For animating them?
Really depends on what is acceptable to you.
A 1 to 1 copy can now be done via control rig
You just link it up so that the bones move together with the animated arms.
Having both arms to the same animations looks rather silly in practice though, so this may not be a good solution.
Still, it's probably the Easiest solution, being all done in engine.
Next situation is a hack.
Firstly, you need to add a "root" bone to the secondary arms.
This will be a prerequisite for the ABP way after you are done with the process.
Import the character in again with a “new” skeleton (and update the existing one to include the root for the secondary arms if one did not exist).
Set up re-targeting with the “new” skeleton - here you just feed the name of the arm bones into the re-targeting - ignore the rest. you want to get just the secondary arms to move. (note do not re-target the secondary arms root bone).
re-target the arms with all the animations you need: This produces a set of animations that are tagged to the secondary arms.
Now that you have this set of animations you can re-re-target the new animations to go onto the existing skeleton of the main mesh.
if you made it to here, you have a set of clean animations that involve just the secondary arms, but work with the main (original) skeleton.
IF you are good with C++ you can actually use the name of the currently playing animation to play the same exact Arms version as a montage.

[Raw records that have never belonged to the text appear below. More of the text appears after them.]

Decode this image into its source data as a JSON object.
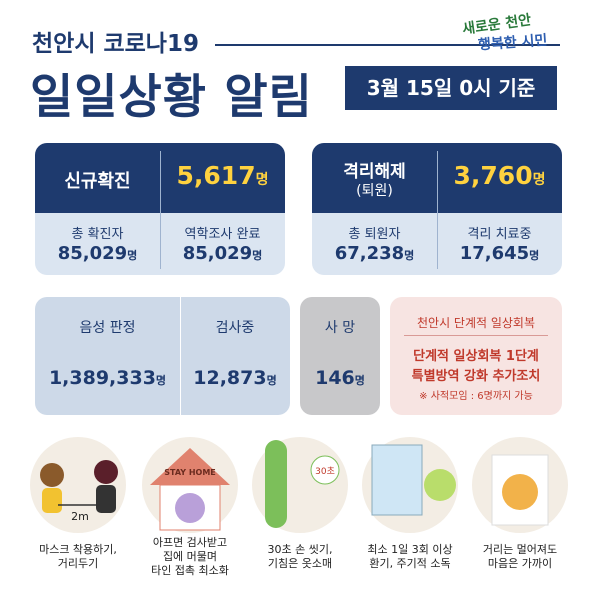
{
  "header": {
    "subtitle": "천안시 코로나19",
    "title": "일일상황 알림",
    "date": "3월 15일 0시 기준",
    "logo": [
      "새로운 천안",
      "행복한 시민"
    ]
  },
  "confirmed": {
    "label": "신규확진",
    "value": "5,617",
    "unit": "명",
    "stats": [
      {
        "label": "총 확진자",
        "value": "85,029",
        "unit": "명"
      },
      {
        "label": "역학조사 완료",
        "value": "85,029",
        "unit": "명"
      }
    ]
  },
  "released": {
    "label": "격리해제",
    "sublabel": "(퇴원)",
    "value": "3,760",
    "unit": "명",
    "stats": [
      {
        "label": "총 퇴원자",
        "value": "67,238",
        "unit": "명"
      },
      {
        "label": "격리 치료중",
        "value": "17,645",
        "unit": "명"
      }
    ]
  },
  "tests": [
    {
      "label": "음성 판정",
      "value": "1,389,333",
      "unit": "명"
    },
    {
      "label": "검사중",
      "value": "12,873",
      "unit": "명"
    }
  ],
  "deaths": {
    "label": "사 망",
    "value": "146",
    "unit": "명"
  },
  "notice": {
    "title": "천안시 단계적 일상회복",
    "lines": [
      "단계적 일상회복 1단계",
      "특별방역 강화 추가조치"
    ],
    "note": "※ 사적모임 : 6명까지 가능"
  },
  "guidelines": [
    {
      "icon_text": "2m",
      "caption": [
        "마스크 착용하기,",
        "거리두기"
      ]
    },
    {
      "icon_text": "STAY HOME",
      "caption": [
        "아프면 검사받고",
        "집에 머물며",
        "타인 접촉 최소화"
      ]
    },
    {
      "icon_text": "30초",
      "caption": [
        "30초 손 씻기,",
        "기침은 옷소매"
      ]
    },
    {
      "caption": [
        "최소 1일 3회 이상",
        "환기, 주기적 소독"
      ]
    },
    {
      "caption": [
        "거리는 멀어져도",
        "마음은 가까이"
      ]
    }
  ]
}
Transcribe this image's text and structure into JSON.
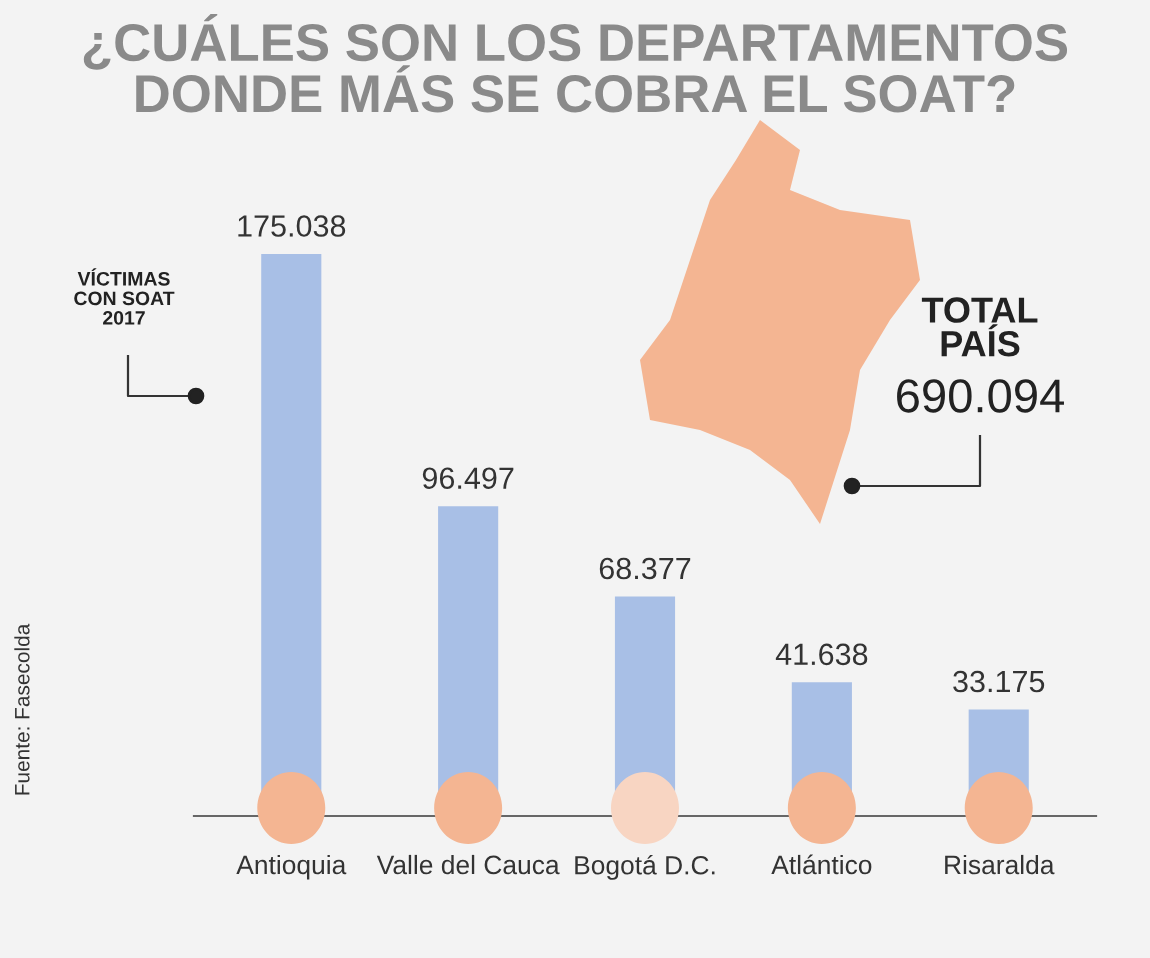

IF you are no good with C++, you will need to modify your ABP to Blend per bone - that’s why we added a root bone to the secondary arms;
Every animation needs to run into a “blend” node, which will blend the re-re-targeted arms animation on top of the original animation.
Compared to control rig, this STILL allows you to play different animations.
Last but not least:
The complex alternative is to animate them in a DCC - blender.
For that you need to first set up a rig - meta human + rigify are a decent start, you can cut the arms of a copy of the metaskeleton, place them in, and because the types are properly set for the bones, it should automagically rig the super-limb for you.
Can take some work to actually do - you may want to check my plugin, as well as mr.mannequin.
http://mosthostla.com/gamedev/bonebreaker/
Regardless of what you use, the idea behind it is all the same. Get a working rig, animate the key frames for the arms.
In blender you can actually copy poses and apply them to different things, as well as paste opposite. you can get stuff done rather quick that way.